The Khmer Rouge were Communists in Cambodia. During the 60’s and 70’s, they killed over a million Cambodians. Killing Fields, a movie about their purge, documented their atrocities.
One of their devious methods when leading captives through the jungle was to link them together by threading a fishing line through the palm of each person. It effectively kept any of them from even trying to escape.
People sometimes squirm when I talk about this. I use it, however, because it illustrates a very important point. The devil does not just use the thick chains of coarse sins to bind people. He often uses the slender thread of sins like pride and worry. In fact, this is often his preferred method.
This holds true, especially with Mormons. Many Mormons are moral, hard-working, nice people. So much so, that it’s often difficult to imagine them as captives or victims.
But they are. The devil has effectively bound them with the slender but strong threads of things like placing the responsibility of God accepting them squarely on their shoulders. Or the thought that God’s forgiveness is only obtained after a long and painful process of self-improvement. Or that God shows them grace only after they did everything they could. Or that every blessing from God has to be obtained through obedience.
We often refer to our witnessing approach as building bridges not barriers. Over the years we have crystalized it into five simple pillars on which to build a bridge. During the next five weeks, I will write about each of these pillars.
The first pillar is “see Mormons as victims, not as enemies”. This is the first pillar because, before anything else, it is vitally important to have the right attitude. Not only does our attitude affect how we approach and relate to a person, it also affects how people respond. People can sense if you are coming to help them or defeat them. And if they sense you see them as the enemy, they will respond in kind. Instead of conversations, there will be arguments.

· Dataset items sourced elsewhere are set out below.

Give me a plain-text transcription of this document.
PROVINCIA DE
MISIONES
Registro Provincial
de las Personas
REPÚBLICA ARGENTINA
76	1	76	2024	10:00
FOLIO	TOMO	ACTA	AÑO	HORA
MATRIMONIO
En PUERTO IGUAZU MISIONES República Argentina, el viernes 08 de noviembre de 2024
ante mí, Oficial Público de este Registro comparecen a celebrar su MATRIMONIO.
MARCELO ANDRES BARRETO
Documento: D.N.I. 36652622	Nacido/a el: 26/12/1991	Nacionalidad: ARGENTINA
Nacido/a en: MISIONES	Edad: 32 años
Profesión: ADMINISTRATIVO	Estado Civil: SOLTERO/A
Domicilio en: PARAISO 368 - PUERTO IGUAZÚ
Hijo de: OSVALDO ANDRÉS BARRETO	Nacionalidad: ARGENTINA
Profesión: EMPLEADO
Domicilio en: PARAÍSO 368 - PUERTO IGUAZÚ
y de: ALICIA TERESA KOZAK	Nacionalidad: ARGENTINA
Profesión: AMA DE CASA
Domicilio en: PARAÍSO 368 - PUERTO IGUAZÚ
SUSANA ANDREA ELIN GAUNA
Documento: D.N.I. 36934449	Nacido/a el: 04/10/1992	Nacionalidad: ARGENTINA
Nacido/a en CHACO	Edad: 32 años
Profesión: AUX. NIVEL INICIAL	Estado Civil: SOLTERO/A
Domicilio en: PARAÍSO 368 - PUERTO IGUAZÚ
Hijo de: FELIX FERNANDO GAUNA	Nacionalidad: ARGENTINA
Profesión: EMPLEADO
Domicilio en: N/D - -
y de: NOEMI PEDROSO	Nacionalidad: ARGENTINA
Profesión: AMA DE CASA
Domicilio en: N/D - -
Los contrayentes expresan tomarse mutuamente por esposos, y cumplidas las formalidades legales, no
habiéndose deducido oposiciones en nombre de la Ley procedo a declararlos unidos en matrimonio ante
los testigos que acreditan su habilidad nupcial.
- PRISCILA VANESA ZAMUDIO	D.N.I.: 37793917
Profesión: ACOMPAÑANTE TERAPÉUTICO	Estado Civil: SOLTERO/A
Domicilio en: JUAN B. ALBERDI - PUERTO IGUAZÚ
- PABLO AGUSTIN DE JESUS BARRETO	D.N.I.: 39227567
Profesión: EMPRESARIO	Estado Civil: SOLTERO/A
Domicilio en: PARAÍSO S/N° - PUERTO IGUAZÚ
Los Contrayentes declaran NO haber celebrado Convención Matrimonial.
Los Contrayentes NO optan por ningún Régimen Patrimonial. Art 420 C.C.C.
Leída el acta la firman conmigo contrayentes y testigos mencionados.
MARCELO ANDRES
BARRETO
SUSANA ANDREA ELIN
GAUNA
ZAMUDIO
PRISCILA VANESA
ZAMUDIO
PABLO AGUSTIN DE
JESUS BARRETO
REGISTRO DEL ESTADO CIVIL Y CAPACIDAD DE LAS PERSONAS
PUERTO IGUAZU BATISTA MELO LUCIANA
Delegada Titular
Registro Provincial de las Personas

Last week a person who regularly witnesses to LDS missionaries shared with me a dramatic example of what a difference this makes. She related how she had built a good relationship with a sister missionary and had repeatedly shared Christ with her, Then the day came when she knew she had to tell the missionary of her concern and conviction that Mormonism was leading her to the outer darkness of hell. The missionary began crying and then said, “This is the most loving thing anybody has ever told me.”
Why would she say that? It’s because she knew the Christian woman was sincerely and deeply concerned about her. She knew she had not spoken in anger but in love.
See Mormons as victims, not as enemies. Don’t overlook the strong threads the devil uses to hold them hostage. Then, lovingly, speak the truth to them.